We've got some issue that's making us scratch our heads for a while.
We have pretty straightforward setup, 13 nodes, 1 index, 1000 shards, 2 replicas for each, a lot of nested document, high write load and light read load.
We're collecting snapshots every hour and for some reason during snapshots creation cpu is rocketing to 80%+ load and a lot of segments are getting merged (or so it seems according to our metrics). I also noticed some not-so-typical translog behaviour during this time.
Any ideas are welcome, I think we also can provide some more data if it's needed.
Welcome to our community!
What version are you on?
How large is the index?
What monitoring are you using?
Hey Mark, thx for welcoming!
We're on 7.8 version.
Index is pretty large, around 2.3Tb with replicas, so around 800 Gb of primary data spread into 1k shards. Each shard is not that big (around 0.8 Gb).
We're monitoring cluster using Releases · justwatchcom/elasticsearch_exporter · GitHub and dashboards in grafana.
I was looking through sources last night and I found that when a snapshot for a shard starts, it flushes it first (
SnapshotShardsService::snapshot). What's puzzling me is that shards should be flushed regularly so one more flush should not make much difference, but it does and leads to a lot of segments getting merged.

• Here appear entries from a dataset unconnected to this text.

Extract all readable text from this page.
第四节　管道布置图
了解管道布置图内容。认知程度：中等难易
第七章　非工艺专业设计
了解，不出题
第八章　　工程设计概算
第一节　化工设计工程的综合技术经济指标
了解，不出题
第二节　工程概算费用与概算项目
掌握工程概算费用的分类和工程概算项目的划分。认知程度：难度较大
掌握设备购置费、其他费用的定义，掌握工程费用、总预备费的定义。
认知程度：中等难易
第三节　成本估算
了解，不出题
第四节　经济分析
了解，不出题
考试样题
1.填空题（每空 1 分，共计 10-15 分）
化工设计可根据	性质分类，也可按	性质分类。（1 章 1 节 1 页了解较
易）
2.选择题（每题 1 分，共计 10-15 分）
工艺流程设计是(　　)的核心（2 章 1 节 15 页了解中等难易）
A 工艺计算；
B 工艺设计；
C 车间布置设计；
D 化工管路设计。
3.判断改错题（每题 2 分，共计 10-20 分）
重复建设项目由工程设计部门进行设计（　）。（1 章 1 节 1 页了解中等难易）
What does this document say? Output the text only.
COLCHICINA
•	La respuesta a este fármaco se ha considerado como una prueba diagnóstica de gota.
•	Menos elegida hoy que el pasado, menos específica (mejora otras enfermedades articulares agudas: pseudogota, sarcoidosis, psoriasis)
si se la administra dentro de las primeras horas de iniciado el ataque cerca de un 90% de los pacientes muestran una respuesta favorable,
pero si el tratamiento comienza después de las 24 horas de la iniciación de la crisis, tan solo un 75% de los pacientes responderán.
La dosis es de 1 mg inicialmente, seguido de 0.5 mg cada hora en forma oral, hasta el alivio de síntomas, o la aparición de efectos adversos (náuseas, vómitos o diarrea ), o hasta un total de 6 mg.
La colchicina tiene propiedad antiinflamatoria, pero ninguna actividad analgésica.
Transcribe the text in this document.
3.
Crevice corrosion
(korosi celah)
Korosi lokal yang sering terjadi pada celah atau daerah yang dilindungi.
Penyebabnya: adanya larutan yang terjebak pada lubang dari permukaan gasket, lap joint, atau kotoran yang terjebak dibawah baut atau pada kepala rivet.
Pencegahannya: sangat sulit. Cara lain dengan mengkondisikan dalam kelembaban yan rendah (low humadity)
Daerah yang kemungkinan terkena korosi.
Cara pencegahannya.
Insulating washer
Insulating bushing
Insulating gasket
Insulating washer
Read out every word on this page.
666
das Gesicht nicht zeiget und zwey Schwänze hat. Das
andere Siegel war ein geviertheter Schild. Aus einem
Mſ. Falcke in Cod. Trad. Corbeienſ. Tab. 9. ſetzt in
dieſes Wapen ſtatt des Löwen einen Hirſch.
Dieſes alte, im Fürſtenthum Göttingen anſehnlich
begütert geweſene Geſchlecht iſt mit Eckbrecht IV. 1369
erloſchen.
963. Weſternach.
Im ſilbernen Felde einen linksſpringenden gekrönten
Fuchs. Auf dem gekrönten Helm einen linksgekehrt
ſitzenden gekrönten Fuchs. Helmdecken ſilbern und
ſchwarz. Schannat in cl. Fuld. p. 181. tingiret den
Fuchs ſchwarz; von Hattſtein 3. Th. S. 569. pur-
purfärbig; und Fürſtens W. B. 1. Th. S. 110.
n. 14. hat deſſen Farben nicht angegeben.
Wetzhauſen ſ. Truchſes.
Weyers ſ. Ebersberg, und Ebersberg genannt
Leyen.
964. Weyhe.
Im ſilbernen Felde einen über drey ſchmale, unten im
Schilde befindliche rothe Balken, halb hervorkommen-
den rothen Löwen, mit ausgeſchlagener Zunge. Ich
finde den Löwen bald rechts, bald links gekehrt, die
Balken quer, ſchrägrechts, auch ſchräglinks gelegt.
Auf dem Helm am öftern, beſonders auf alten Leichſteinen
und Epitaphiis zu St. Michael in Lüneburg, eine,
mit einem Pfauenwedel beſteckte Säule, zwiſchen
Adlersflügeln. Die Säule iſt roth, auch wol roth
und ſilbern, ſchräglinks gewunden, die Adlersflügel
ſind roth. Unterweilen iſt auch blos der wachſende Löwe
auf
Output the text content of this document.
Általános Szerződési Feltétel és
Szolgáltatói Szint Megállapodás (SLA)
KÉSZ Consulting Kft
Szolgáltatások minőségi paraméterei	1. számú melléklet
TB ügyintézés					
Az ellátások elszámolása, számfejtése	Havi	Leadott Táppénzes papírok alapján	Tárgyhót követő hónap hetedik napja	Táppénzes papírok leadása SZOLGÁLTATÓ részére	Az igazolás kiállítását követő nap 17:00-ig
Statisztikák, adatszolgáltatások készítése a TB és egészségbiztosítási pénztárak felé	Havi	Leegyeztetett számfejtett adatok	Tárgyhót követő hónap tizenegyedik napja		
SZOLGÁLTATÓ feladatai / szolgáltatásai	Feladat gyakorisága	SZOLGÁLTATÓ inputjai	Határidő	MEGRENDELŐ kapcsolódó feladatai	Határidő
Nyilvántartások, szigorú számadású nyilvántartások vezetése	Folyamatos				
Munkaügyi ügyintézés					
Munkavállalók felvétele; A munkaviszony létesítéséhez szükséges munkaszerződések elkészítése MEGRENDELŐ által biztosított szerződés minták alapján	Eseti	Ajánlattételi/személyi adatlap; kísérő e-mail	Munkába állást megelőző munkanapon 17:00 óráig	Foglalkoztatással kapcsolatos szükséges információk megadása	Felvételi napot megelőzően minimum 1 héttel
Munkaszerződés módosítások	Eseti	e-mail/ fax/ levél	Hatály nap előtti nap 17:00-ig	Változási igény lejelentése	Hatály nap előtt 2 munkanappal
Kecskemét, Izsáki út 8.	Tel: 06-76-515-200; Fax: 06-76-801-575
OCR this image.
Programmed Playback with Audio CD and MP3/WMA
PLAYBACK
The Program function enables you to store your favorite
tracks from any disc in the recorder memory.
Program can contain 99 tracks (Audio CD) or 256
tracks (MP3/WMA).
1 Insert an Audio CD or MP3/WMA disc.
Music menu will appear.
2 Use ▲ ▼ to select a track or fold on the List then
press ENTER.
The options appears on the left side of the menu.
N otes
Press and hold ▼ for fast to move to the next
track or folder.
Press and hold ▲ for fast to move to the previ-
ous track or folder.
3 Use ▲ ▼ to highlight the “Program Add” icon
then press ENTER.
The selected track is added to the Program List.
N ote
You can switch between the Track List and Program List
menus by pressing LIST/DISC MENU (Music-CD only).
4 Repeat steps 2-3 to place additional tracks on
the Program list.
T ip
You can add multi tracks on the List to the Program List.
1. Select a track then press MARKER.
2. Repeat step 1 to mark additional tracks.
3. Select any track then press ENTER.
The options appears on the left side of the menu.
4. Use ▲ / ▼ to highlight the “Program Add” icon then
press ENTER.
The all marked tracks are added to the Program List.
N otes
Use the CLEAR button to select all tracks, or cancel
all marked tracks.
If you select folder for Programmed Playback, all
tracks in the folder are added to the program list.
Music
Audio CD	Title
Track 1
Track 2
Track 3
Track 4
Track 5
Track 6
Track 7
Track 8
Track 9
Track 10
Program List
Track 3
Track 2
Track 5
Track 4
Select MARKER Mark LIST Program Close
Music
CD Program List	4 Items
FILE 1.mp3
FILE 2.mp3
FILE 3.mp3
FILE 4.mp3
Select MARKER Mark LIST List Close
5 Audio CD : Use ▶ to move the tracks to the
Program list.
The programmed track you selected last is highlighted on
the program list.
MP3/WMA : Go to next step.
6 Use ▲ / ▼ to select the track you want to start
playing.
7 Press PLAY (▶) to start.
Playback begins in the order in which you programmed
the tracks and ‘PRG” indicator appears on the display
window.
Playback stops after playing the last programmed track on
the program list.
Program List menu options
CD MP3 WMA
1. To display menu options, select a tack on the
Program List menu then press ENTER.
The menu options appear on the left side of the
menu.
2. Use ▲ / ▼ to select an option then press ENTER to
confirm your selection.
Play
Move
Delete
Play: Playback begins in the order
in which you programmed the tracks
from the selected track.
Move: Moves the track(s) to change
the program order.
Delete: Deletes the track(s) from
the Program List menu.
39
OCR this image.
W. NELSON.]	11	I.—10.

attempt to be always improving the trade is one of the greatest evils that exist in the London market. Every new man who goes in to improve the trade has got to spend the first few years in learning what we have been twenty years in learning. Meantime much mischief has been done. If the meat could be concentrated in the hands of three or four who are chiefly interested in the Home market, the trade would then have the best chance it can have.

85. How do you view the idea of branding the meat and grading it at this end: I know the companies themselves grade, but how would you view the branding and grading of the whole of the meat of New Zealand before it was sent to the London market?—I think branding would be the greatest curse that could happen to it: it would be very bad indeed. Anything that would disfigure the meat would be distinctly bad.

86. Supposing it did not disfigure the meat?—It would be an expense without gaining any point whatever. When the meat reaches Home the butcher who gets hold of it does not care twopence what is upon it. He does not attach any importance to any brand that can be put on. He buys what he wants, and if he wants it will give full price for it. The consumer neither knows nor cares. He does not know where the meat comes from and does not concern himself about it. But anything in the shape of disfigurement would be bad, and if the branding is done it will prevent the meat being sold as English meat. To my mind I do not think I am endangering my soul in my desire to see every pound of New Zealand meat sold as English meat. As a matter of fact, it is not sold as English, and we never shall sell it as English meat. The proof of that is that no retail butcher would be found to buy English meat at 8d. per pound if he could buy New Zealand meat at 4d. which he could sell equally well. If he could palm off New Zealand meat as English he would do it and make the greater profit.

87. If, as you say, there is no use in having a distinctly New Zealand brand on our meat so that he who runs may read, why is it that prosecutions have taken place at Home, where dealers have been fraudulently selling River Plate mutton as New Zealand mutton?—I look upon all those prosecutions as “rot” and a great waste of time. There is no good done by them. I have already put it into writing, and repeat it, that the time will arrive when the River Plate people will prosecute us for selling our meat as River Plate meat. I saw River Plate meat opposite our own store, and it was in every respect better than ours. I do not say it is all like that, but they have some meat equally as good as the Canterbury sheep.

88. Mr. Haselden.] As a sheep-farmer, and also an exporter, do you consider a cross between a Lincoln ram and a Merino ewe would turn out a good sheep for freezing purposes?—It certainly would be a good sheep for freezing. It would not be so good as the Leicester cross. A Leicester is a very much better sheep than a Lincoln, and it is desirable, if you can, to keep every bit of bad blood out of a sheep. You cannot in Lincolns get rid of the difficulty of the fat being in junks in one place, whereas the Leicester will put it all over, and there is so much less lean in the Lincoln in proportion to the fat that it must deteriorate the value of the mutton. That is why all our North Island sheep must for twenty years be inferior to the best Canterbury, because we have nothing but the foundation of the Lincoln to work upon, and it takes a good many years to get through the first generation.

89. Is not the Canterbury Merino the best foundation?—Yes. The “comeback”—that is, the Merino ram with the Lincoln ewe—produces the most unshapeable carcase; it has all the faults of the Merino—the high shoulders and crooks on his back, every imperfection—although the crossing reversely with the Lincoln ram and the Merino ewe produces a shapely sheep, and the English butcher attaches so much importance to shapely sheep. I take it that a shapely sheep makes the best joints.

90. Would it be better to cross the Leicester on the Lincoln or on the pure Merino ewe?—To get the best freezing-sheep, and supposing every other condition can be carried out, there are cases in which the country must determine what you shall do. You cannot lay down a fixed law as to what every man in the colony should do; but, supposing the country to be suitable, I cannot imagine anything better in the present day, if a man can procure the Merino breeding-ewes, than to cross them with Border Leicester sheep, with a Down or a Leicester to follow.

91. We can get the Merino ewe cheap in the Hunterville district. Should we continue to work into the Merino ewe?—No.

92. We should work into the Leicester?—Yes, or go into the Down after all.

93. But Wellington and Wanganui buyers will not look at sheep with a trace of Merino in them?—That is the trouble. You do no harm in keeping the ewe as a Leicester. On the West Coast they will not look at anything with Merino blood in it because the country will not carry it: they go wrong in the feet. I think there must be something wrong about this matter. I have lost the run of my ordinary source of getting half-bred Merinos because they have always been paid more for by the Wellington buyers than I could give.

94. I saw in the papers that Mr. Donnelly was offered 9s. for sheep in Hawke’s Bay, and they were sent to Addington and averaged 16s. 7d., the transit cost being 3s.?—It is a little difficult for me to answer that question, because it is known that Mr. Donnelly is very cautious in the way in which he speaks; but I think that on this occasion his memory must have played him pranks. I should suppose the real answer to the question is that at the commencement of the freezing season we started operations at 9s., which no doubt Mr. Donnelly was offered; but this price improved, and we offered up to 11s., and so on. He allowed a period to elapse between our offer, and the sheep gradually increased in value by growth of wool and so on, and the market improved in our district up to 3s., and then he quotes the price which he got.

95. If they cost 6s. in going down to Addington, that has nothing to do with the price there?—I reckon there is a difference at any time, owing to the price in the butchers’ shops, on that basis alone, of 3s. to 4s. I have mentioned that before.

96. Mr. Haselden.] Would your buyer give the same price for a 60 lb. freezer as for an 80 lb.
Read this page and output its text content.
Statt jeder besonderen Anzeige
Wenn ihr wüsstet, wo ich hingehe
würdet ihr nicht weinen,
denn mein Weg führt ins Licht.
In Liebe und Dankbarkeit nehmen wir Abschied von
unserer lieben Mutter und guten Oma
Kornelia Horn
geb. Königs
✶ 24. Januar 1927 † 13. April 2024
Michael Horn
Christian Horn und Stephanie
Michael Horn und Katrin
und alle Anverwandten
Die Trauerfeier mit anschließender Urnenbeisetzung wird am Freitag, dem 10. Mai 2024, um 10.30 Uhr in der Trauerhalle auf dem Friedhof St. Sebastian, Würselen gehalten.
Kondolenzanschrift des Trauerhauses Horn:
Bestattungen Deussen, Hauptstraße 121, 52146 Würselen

That's a real waste of resources and likely the cause of the CPU spike, as it has to prep those 1K shards.
Thank for a quick reply!
What would be the suggestion here? We had like 20 shards last year and it was quickly getting to that 30-50Gb per shard mark where we had to reindex everything. Turns out that having too many is causing issues too. Are we bound to reindex our data from time to time as index getting larger and larger? I think we could use shrinl api for now to scale it down, but the time for reindex will come sooner or later
I have an idea that this whole thing is becoming pretty unmanageable and we better split our data into multiple indices and add new
What sort of data is it?
Hey, sorry for not replying for a long time!
What characteristics of data do you mean here?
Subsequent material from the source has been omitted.